A substrate holder 4 is provided below the bell jar 12 in the vacuum container 1. The substrate holder 4 mounts a substrate 40 for forming a thin film on the upper surface thereof, and has a built-in temperature adjusting mechanism 41 for heating or cooling the substrate 40 as necessary. The substrate holder 4 is provided with a substrate bias voltage applying mechanism 42 for applying a predetermined substrate bias voltage to the substrate 40 by the interaction between generated plasma and high frequency.
The substrate bias voltage applying mechanism 42 includes a substrate matching box 421.
And a substrate high-frequency power source 422 that generates a predetermined high-frequency power applied via the substrate matching device 421. The “bias voltage due to interaction between plasma and high frequency” requires that a considerable capacitance exists between the high frequency power supply 422 and the plasma. Therefore, when the substrate holder 4 and the substrate 40 are all made of metal, a predetermined capacitor is arranged on the power supply line to the substrate holder 4.

[Procedure correction 6]

[Document name to be amended] Statement

[Correction target item name] 0016

[Correction method] Change

[Correction content]

The second shield support 52 is also an annular member having a band plate formed in a circumferential shape. The second shield support body 52 is arranged so that the edge portion of the plate is fixed to the side wall portion of the vacuum container 1. As shown in FIG. 1, the second shield support body 52 is bent upward from the middle, and the bent portion (hereinafter referred to as the tip) supports the deposition shield 5. It should be noted that the tip portion does not form a complete ring, but is divided into a plurality of arcs each having a predetermined distance and provided in plural.

Claims (8)

[Claims] 1. A vacuum processing apparatus comprising: a vacuum container; and an exhaust system for exhausting the inside of the vacuum container, wherein an object is placed at a predetermined position in the vacuum container to perform a predetermined process. A deposition shield for preventing a material floating in the inside from adhering to the inner surface of the vacuum container and preventing a thin film from being deposited on the inner surface is provided so as to cover the inner surface. A vacuum processing apparatus comprising a plate-shaped member made of a porous material and having a predetermined thickness. 2. The vacuum processing apparatus according to claim 1, wherein the deposition shield is provided so as to cover the entire inner surface of the vacuum container except the opening. 3. The deposition shield is formed to have air permeability, and is arranged in a state in which the gas can flow through the deposition shield when a gas flow occurs in the vacuum container. The vacuum treatment device according to claim 1, wherein the vacuum treatment device is provided. 4. The deposition preventive shield has at least flexibility to allow deformation of the thin film deposited in the hole portion due to internal stress.
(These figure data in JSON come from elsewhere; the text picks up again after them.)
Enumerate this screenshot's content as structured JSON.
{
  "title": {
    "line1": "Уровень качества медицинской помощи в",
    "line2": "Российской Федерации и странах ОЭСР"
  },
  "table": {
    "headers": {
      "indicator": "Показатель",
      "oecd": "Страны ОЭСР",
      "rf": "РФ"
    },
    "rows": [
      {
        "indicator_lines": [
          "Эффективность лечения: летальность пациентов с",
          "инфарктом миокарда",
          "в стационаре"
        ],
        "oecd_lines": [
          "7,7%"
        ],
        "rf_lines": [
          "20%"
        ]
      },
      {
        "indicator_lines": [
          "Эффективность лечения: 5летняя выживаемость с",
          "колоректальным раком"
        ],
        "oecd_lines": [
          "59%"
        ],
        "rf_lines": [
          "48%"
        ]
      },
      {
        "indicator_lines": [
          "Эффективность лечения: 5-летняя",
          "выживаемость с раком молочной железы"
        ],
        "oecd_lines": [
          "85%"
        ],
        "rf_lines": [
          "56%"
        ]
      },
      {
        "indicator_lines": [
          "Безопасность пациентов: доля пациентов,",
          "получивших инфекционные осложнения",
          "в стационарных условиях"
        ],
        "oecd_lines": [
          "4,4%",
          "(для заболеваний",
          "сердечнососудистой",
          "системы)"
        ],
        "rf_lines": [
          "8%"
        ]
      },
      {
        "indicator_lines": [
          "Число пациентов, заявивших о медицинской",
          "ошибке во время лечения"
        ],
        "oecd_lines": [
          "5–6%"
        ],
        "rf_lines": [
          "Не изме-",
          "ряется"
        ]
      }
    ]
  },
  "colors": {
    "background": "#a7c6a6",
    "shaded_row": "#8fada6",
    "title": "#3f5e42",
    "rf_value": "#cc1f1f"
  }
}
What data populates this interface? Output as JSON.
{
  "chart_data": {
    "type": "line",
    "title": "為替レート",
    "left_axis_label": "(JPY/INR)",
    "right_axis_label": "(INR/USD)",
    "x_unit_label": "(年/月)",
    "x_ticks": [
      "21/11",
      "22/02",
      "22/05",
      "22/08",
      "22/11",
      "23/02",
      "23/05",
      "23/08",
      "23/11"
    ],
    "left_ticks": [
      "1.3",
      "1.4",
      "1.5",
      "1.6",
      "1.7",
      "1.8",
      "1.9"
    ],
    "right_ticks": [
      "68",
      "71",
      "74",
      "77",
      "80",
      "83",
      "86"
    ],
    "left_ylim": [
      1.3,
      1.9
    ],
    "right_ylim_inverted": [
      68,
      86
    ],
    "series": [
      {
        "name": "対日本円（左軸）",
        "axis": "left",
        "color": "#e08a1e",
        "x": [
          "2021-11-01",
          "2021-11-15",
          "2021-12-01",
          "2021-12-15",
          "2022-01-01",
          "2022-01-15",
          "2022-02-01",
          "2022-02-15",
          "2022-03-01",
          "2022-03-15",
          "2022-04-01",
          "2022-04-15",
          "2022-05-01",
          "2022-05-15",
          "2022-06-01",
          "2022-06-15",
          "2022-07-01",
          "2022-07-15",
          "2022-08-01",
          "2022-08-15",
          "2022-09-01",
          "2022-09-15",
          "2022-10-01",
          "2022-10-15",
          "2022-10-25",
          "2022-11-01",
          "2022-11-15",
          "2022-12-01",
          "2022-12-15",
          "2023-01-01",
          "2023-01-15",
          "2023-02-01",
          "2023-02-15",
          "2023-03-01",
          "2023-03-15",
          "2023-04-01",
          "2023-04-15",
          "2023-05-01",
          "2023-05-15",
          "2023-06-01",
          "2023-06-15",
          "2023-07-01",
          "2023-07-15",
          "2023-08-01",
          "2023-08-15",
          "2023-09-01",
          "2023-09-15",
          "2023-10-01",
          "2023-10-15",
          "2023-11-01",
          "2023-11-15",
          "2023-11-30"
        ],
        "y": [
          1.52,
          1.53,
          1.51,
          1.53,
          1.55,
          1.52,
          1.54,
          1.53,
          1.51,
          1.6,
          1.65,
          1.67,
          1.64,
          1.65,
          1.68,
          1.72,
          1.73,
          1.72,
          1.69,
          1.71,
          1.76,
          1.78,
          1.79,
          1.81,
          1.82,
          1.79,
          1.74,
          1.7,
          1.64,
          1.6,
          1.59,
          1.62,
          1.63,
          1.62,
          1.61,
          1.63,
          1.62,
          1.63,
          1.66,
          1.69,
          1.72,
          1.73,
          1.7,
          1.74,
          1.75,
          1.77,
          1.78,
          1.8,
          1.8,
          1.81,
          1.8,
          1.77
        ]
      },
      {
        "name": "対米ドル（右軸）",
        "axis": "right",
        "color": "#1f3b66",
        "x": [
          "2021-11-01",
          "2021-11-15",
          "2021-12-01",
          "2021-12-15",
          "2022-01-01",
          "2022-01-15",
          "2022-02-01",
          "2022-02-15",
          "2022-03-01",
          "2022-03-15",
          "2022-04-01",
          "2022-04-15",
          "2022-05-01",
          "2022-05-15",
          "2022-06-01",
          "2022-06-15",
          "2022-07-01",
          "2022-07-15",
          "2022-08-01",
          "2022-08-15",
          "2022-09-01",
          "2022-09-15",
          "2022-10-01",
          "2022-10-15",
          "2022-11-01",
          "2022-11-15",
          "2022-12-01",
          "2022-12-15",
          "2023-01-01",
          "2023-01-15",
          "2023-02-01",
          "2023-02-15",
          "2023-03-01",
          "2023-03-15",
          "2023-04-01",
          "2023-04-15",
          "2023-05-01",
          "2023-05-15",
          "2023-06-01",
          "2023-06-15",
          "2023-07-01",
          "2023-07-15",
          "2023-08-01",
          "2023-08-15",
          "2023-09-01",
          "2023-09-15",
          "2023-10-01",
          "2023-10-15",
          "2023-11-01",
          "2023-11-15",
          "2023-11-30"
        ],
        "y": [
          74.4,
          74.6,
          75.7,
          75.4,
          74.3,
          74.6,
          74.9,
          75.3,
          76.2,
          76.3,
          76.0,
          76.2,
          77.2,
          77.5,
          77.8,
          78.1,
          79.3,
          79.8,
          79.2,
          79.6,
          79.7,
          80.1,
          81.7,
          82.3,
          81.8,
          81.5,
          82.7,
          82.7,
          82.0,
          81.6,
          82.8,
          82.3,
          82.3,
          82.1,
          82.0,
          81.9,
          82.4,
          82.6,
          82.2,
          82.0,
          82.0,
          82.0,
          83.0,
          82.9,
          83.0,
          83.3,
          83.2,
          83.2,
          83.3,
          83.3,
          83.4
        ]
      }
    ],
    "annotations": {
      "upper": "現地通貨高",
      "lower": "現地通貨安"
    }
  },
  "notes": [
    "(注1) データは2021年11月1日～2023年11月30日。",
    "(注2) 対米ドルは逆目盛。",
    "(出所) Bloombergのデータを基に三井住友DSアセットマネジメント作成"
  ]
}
Vacuum processing equipment. 5. The vacuum processing apparatus according to claim 1, wherein the deposition shield is provided so as to be replaceable. 6. The formed plasma is provided with a gas introduction mechanism for introducing a predetermined gas into the vacuum container and a power supply mechanism for giving energy to the introduced gas to form plasma. 6. The vacuum processing apparatus according to claim 1, wherein the vacuum processing apparatus is configured to be able to perform a predetermined processing on an object. 7. The gas introducing mechanism is configured to introduce a gas capable of removing the thin film deposited on the deposition shield by plasma etching into the vacuum container. The vacuum processing apparatus described. 8. The vacuum processing apparatus according to claim 6, further comprising a shield bias voltage applying mechanism that applies a shield bias voltage to the deposition shield.